No Data Corruption & Data Integrity in Shared Hosting
The integrity of the data which you upload to your new shared hosting account shall be ensured by the ZFS file system which we make use of on our cloud platform. Most internet hosting providers, including our firm, use multiple hard disks to keep content and because the drives work in a RAID, the same info is synchronized between the drives all the time. When a file on a drive becomes corrupted for some reason, yet, it's likely that it will be copied on the other drives as alternative file systems don't offer special checks for this. In contrast to them, ZFS applies a digital fingerprint, or a checksum, for each and every file. If a file gets corrupted, its checksum will not match what ZFS has as a record for it, which means that the damaged copy will be replaced with a good one from a different hard disk drive. Since this happens immediately, there's no possibility for any of your files to ever be damaged.

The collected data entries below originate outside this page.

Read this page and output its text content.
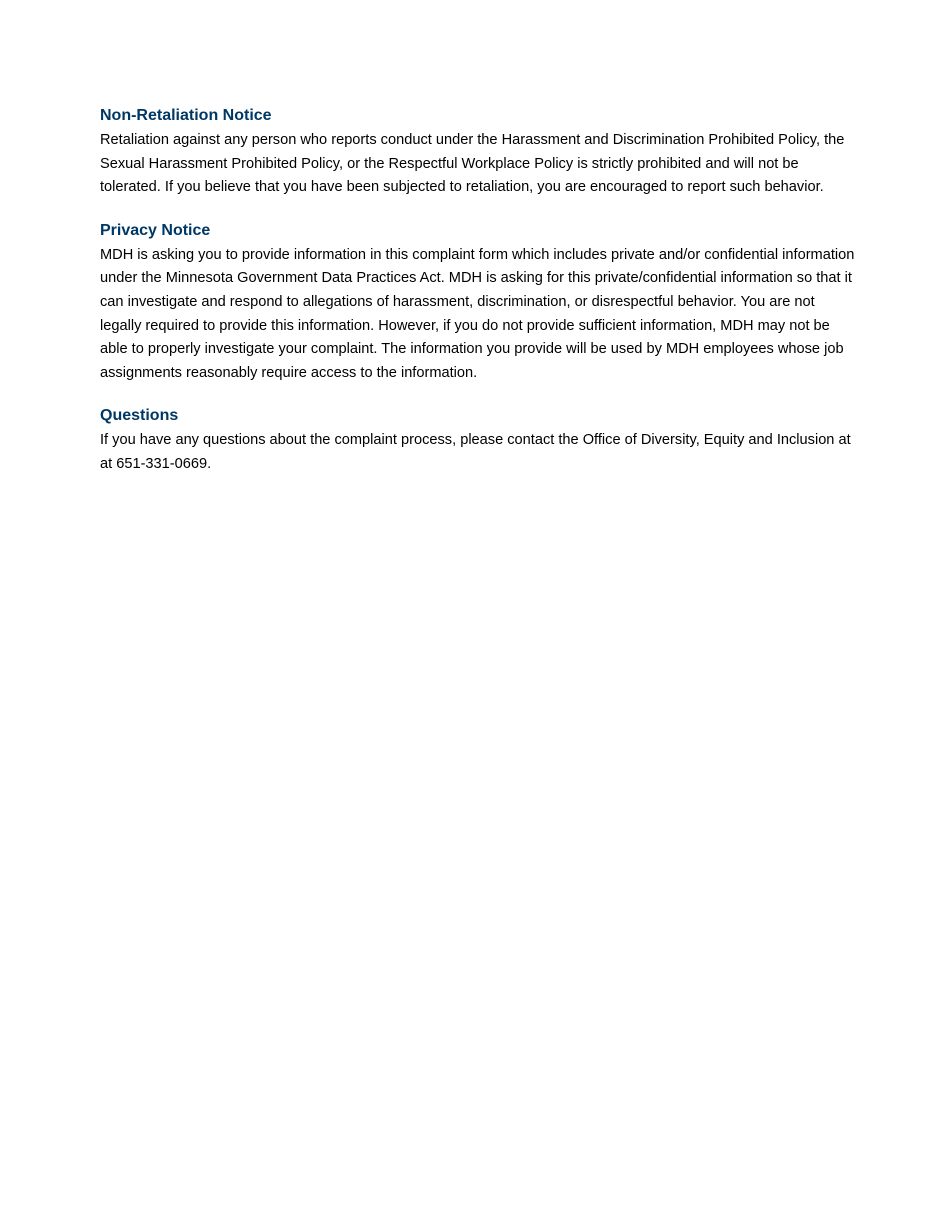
Non-Retaliation Notice

Retaliation against any person who reports conduct under the Harassment and Discrimination Prohibited Policy, the Sexual Harassment Prohibited Policy, or the Respectful Workplace Policy is strictly prohibited and will not be tolerated. If you believe that you have been subjected to retaliation, you are encouraged to report such behavior.

Privacy Notice

MDH is asking you to provide information in this complaint form which includes private and/or confidential information under the Minnesota Government Data Practices Act. MDH is asking for this private/confidential information so that it can investigate and respond to allegations of harassment, discrimination, or disrespectful behavior. You are not legally required to provide this information. However, if you do not provide sufficient information, MDH may not be able to properly investigate your complaint. The information you provide will be used by MDH employees whose job assignments reasonably require access to the information.

Questions

If you have any questions about the complaint process, please contact the Office of Diversity, Equity and Inclusion at at 651-331-0669.
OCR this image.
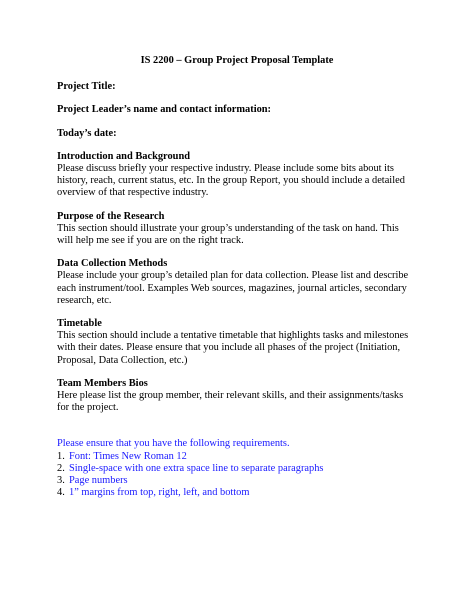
IS 2200 – Group Project Proposal Template

Project Title:

Project Leader’s name and contact information:

Today’s date:

Introduction and Background

Please discuss briefly your respective industry. Please include some bits about its history, reach, current status, etc. In the group Report, you should include a detailed overview of that respective industry.

Purpose of the Research

This section should illustrate your group’s understanding of the task on hand. This will help me see if you are on the right track.

Data Collection Methods

Please include your group’s detailed plan for data collection. Please list and describe each instrument/tool. Examples Web sources, magazines, journal articles, secondary research, etc.

Timetable

This section should include a tentative timetable that highlights tasks and milestones with their dates. Please ensure that you include all phases of the project (Initiation, Proposal, Data Collection, etc.)

Team Members Bios

Here please list the group member, their relevant skills, and their assignments/tasks for the project.

Please ensure that you have the following requirements.

1. Font: Times New Roman 12
2. Single-space with one extra space line to separate paragraphs
3. Page numbers
4. 1” margins from top, right, left, and bottom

No Data Corruption & Data Integrity in Semi-dedicated Hosting
We have avoided any possibility of files getting damaged silently since the servers where your semi-dedicated hosting account will be created work with a powerful file system known as ZFS. Its main advantage over other file systems is that it uses a unique checksum for each and every file - a digital fingerprint that's checked in real time. As we store all content on multiple SSD drives, ZFS checks if the fingerprint of a file on one drive corresponds to the one on the other drives and the one it has saved. In case there is a mismatch, the bad copy is replaced with a healthy one from one of the other drives and because this happens right away, there is no chance that a corrupted copy can remain on our website hosting servers or that it could be copied to the other drives in the RAID. None of the other file systems use this type of checks and furthermore, even during a file system check following an unexpected power loss, none of them will detect silently corrupted files. In contrast, ZFS doesn't crash after a power loss and the constant checksum monitoring makes a lenghty file system check unneeded.